BELEDİYE KANUNU ÜZERİNDE ÇALIŞILIYOR

Açıklamanın ardından gazetecilerin sorularını da yanıtlayan Bakan Çiçek, belediyelerle ilgili düzenlemenin Bakanlar Kurulu gündemine gelmediğini belirterek, İçişleri Bakanlığı'nda konuyla ilgili çalışmanın sürdüğünü ifade etti. Çiçek, düzenlemenin 2009'da yapılacak olan yerel seçimlerde uygulanabilmesi için 29 Mart 2008 tarihinden evvel yasalaşması gerektiğini anımsattı.

ANAYASAL SÜREÇ İŞLİYOR

"YÖK Kanunu'nun ek 17. maddesiyle ilgili değişiklikte gecikme olup olmayacağı şeklindeki bir soruyu da Çiçek şöyle yanıtladı:

"TBMM, 411 gibi önemli bir çoğunlukla bu işe karar vermiştir. Şu an Anayasal süreç işlemektedir. Sayın Cumhurbaşkanı'nın onayına gitti mi, gidecek mi bilemiyorum. Gittiyse bunun Anayasal olarak 15 günlük inceleme yetkisi var. Bu süreç bitmeden hemencecik öbürünü gündeme getirmek, biraz da bu işin intibalarla, izlenimlerle değerlendirmek yerine hukuki gerekçelere bağlı olarak değerlendirmek bence daha doğru olur. Bunun için bu süreç işliyor. Bunu görmemiz gerekecek."
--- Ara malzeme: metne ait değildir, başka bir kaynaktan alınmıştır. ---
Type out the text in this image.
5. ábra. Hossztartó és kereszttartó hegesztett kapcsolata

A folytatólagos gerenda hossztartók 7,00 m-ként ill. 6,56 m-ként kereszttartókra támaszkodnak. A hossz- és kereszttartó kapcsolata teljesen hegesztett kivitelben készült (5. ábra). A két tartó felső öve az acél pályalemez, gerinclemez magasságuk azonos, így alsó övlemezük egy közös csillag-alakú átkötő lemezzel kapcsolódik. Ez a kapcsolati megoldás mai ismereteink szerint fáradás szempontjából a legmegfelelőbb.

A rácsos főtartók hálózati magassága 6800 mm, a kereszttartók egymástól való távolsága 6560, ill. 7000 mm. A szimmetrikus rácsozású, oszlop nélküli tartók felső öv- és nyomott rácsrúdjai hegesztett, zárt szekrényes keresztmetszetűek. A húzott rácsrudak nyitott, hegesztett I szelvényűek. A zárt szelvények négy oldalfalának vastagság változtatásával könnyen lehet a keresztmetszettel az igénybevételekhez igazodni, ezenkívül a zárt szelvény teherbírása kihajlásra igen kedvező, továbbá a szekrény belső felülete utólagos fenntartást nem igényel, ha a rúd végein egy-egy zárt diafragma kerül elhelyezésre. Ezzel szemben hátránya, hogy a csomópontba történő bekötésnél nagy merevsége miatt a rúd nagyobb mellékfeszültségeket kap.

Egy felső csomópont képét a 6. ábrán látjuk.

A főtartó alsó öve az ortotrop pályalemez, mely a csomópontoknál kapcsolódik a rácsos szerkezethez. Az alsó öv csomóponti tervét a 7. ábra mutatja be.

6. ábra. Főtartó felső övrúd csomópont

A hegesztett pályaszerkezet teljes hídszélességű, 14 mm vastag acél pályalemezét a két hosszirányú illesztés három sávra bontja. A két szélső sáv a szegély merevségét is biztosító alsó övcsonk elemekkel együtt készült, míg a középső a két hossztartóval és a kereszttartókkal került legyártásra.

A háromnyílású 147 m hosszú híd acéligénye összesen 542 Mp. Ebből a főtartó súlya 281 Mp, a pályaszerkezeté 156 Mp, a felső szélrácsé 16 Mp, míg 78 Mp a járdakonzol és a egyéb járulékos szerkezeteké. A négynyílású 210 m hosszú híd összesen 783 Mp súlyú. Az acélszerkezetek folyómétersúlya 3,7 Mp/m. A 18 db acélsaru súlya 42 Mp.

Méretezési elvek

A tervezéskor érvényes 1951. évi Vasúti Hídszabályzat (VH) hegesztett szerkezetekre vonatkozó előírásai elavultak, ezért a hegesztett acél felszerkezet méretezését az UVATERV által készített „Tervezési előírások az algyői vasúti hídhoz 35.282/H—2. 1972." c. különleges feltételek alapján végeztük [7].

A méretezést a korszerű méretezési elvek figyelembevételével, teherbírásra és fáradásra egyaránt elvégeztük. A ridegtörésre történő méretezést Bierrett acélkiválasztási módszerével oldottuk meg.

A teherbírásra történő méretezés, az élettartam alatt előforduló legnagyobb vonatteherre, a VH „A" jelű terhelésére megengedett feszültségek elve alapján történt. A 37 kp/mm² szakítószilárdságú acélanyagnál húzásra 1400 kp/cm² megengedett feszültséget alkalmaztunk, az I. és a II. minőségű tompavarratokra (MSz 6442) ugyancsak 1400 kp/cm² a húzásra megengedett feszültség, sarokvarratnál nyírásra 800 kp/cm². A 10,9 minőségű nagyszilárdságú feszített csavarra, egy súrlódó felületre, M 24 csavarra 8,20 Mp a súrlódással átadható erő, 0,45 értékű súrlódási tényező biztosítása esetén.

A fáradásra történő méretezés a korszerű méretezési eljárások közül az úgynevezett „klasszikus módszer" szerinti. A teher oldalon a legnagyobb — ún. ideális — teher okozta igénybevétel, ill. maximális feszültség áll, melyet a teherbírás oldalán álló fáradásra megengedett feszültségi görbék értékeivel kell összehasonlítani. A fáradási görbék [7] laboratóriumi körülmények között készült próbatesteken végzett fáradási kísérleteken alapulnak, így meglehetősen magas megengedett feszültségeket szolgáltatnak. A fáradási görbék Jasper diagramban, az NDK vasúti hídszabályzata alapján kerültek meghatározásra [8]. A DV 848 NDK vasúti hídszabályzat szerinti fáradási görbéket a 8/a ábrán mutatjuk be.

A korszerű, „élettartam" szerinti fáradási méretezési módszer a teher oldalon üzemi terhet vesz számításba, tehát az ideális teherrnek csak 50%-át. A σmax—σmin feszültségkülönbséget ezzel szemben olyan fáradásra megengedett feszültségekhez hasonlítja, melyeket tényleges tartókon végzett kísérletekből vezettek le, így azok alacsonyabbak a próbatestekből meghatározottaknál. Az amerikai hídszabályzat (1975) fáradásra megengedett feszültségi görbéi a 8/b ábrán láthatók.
Bazı yerlerde Anayasa değişikliğinin hemen ardından türbanlı öğrencilerin üniversitelere alındığının hatırlatılması üzerine Çiçek, "Kim ne yapacaksa hukuka sorarak yapması lazım. Hukuk içinde, kanun nizam çerçevesinde bunların değerlendirilmesi gerekir. Benim söyleyeceğim budur. İşleyen bir süreç var. Bu süreci hep beraber yakinen takip ediyoruz. Bütün vatandaşlarımızdan talebimiz şudur: Herkes ne yapıyorsa, ne yapacaksa kanun nizam çerçevesinde yapmalıdır, herhangi bir gerginliğe, taşkınlığa, suistimale imkan verecek davranışlardan ve tutumlardan hepimizin kaçınmış olması gerekir. Buna hepimiz dikkat etmeliyiz. Bizim isteğimiz herkesten budur" dedi.

REKTÖRLERDEN BİR BEKLENTİMİZ YOK

Bakan Çiçek, "Rektörlerden özel bir beklentiniz var mı?" üzerine de şöyle dedi: "Bizim rektörlerden bir beklentimiz yok. Milletimizin ne beklentisi varsa onu dikkate almak gerekecektir. Hukuk neyi emrediyorsa onu ortaya koyarak o işlemlerin sürdürülmesi gerekmektedir. Her zaman vurgu yaptığım husus, hak ve hukuktur. Onun dışında bizim kimseden, hukuk dışı, özel bir beklentimiz olamaz."